In general, intermittent fasting allows 12 hours of fasting and an equal window of eating. However, Bradley practices this fasting on a higher level fasting for up to 16 hours a day. He gets to benefit a lot by working out on an empty stomach during this window. 

Now that he is not actively participating in competitions, he has changed his intermittent fasting approach and instead eats less carb and more fat and protein. By doing so, he is able to maintain a lean physique. Eating more fat may seem contrary to an ideal healthy diet, but Bradley says it helps him stay fuller.

Conclusion

Despite having had a challenging childhood, Bradley Martyn has made a name for himself in the fitness industry. His numerous wins and businesses he has started can be pretty inspiring.

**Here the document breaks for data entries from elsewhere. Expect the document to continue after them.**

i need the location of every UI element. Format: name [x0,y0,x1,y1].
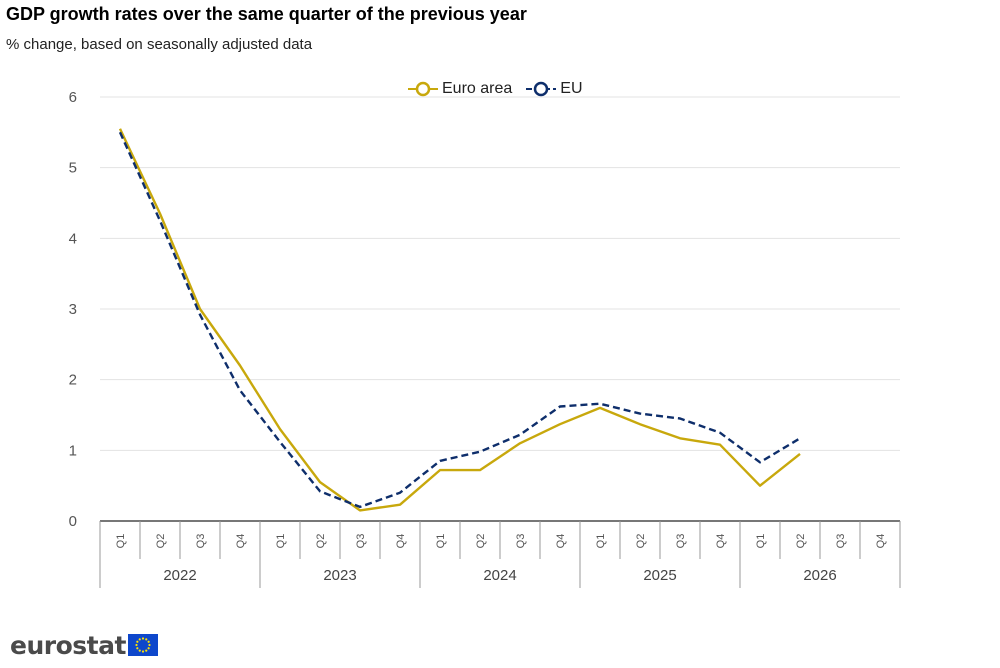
legend-label-euro-area: Euro area [442,80,513,97]
x-tick-label-q4: Q4 [555,534,567,549]
x-tick-label-q2: Q2 [635,534,647,549]
flag-star [145,649,148,652]
y-tick-label-2: 2 [69,372,77,389]
flag-star [145,638,148,641]
x-tick-label-q1: Q1 [115,534,127,549]
flag-star [141,650,145,653]
chart-legend: Euro area EU [408,79,583,99]
x-tick-label-q4: Q4 [715,534,727,549]
eu-flag-icon [127,634,158,656]
legend-line-euro-area [408,81,438,97]
legend-item-euro-area[interactable]: Euro area [408,80,512,98]
year-label-2025: 2025 [643,567,676,584]
legend-marker-euro-area [415,81,431,97]
y-tick-label-6: 6 [69,89,77,106]
year-label-2024: 2024 [483,567,516,584]
x-tick-label-q3: Q3 [355,534,367,549]
series-line-euro-area [118,128,801,512]
flag-star [136,647,139,650]
chart-subtitle: % change, based on seasonally adjusted d… [6,36,313,53]
x-tick-label-q3: Q3 [195,534,207,549]
x-tick-label-q4: Q4 [875,534,887,549]
y-tick-label-4: 4 [69,230,77,247]
eurostat-logo: eurostat [10,630,158,660]
y-tick-label-5: 5 [69,160,77,177]
x-tick-label-q2: Q2 [475,534,487,549]
x-tick-label-q2: Q2 [315,534,327,549]
y-tick-label-0: 0 [69,513,77,530]
x-tick-label-q1: Q1 [275,534,287,549]
x-tick-label-q1: Q1 [435,534,447,549]
year-label-2023: 2023 [323,567,356,584]
x-tick-label-q1: Q1 [755,534,767,549]
x-tick-label-q3: Q3 [515,534,527,549]
flag-star [138,649,141,652]
x-tick-label-q2: Q2 [795,534,807,549]
x-tick-label-q2: Q2 [155,534,167,549]
flag-star [141,637,145,640]
legend-label-eu: EU [560,80,583,97]
flag-star [136,640,139,643]
x-tick-label-q4: Q4 [235,534,247,549]
series-line-eu [118,131,801,509]
legend-marker-eu [534,81,549,97]
chart-title: GDP growth rates over the same quarter o… [6,4,527,24]
x-tick-label-q3: Q3 [675,534,687,549]
flag-star [148,643,151,647]
legend-item-eu[interactable]: EU [526,80,583,98]
line-chart: 0 1 2 3 4 5 6 Q1 Q2 Q3 Q4 Q1 Q2 Q3 Q4 Q1 Q2 Q3 Q4 Q1 Q2 Q3 Q4 Q… [69,89,901,588]
y-tick-label-1: 1 [69,442,77,459]
flag-star [147,647,150,650]
year-label-2022: 2022 [163,567,196,584]
flag-star [138,638,141,641]
year-label-2026: 2026 [803,567,836,584]
legend-line-eu [526,81,557,97]
x-tick-label-q4: Q4 [395,534,407,549]
flag-star [135,643,138,647]
y-tick-label-3: 3 [69,301,77,318]
flag-star [147,640,150,643]
x-tick-label-q1: Q1 [595,534,607,549]
x-tick-label-q3: Q3 [835,534,847,549]
eurostat-logo-text: eurostat [10,630,126,660]
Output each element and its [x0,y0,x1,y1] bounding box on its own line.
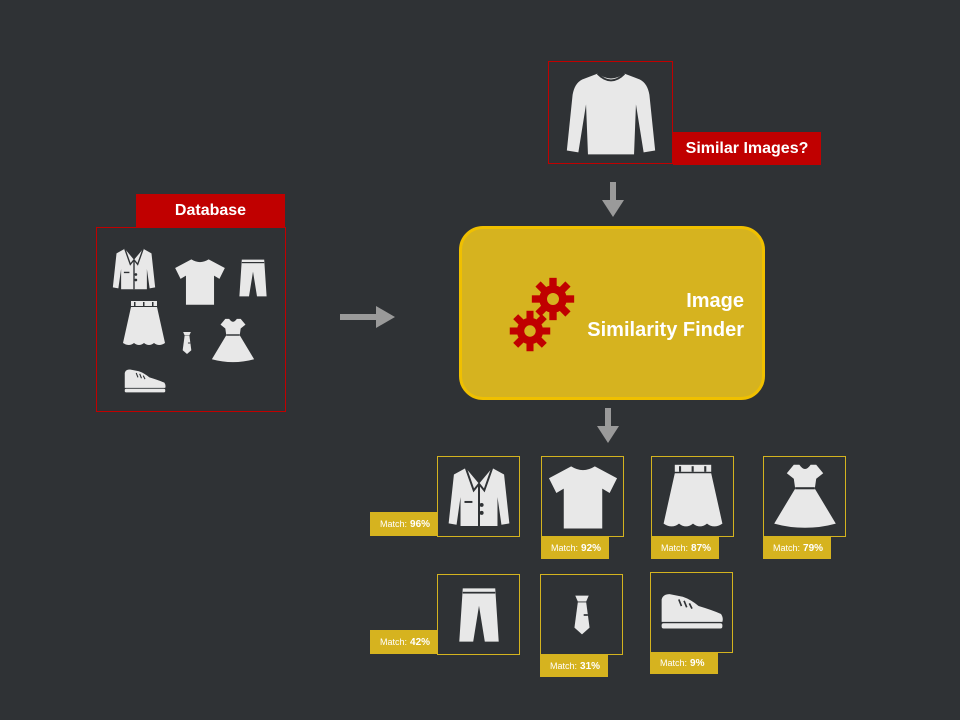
pants-icon [233,250,273,306]
tie-icon [175,316,199,370]
match-badge: Match: 96% [370,512,438,536]
arrow-right-icon [340,306,395,328]
result-card-tie [540,574,623,655]
shoe-icon [115,358,175,402]
match-badge: Match: 92% [541,537,609,559]
arrow-down-icon [602,182,624,217]
skirt-icon [658,459,728,535]
match-value: 96% [410,518,431,530]
finder-title-line1: Image [686,290,744,312]
result-card-pants [437,574,520,655]
query-label: Similar Images? [673,132,821,165]
tshirt-icon [171,254,229,308]
sweater-icon [559,66,663,162]
match-badge: Match: 87% [651,537,719,559]
finder-title-line2: Similarity Finder [587,319,744,341]
match-prefix: Match: [773,543,801,553]
result-card-tshirt [541,456,624,537]
database-frame [96,227,286,412]
match-prefix: Match: [550,661,578,671]
tshirt-icon [544,459,622,533]
match-value: 92% [581,542,602,554]
match-value: 42% [410,636,431,648]
match-badge: Match: 42% [370,630,438,654]
database-label: Database [136,194,285,227]
result-card-dress [763,456,846,537]
skirt-icon [119,296,169,352]
similarity-finder-box: Image Similarity Finder [459,226,765,400]
match-prefix: Match: [380,637,408,647]
dress-icon [770,461,840,533]
query-image-frame [548,61,673,164]
match-badge: Match: 9% [650,652,718,674]
arrow-down-icon [597,408,619,443]
result-card-skirt [651,456,734,537]
match-value: 79% [803,542,824,554]
jacket-icon [446,463,512,531]
shoe-icon [653,577,731,643]
pants-icon [450,579,508,651]
tie-icon [561,579,603,651]
match-value: 9% [690,657,705,669]
result-card-jacket [437,456,520,537]
result-card-shoe [650,572,733,653]
match-prefix: Match: [380,519,408,529]
jacket-icon [109,246,159,292]
match-prefix: Match: [551,543,579,553]
finder-title: Image Similarity Finder [544,287,744,345]
match-badge: Match: 79% [763,537,831,559]
match-value: 31% [580,660,601,672]
match-prefix: Match: [661,543,689,553]
match-value: 87% [691,542,712,554]
match-prefix: Match: [660,658,688,668]
match-badge: Match: 31% [540,655,608,677]
dress-icon [209,314,257,368]
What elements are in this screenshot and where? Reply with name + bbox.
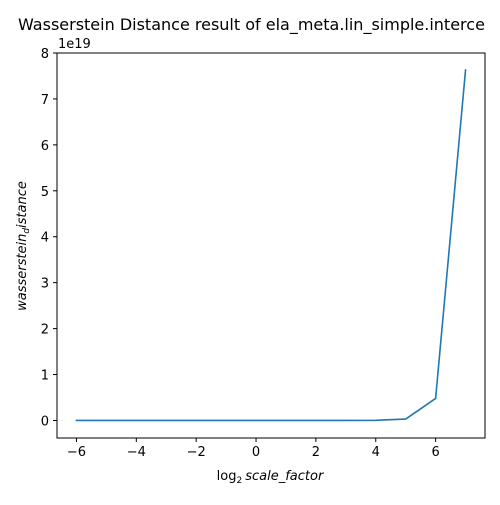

If you want to follow Bradley Martyn’s workout routine and diet plan, then ensure that you pay attention to your body just as this fitness enthusiast advocates for. His lean and athletic physique is a result of hours turned into years of dedicated training and adhering to an appropriate diet. So do not expect results overnight, but with dedication and hard work, you are already halfway there.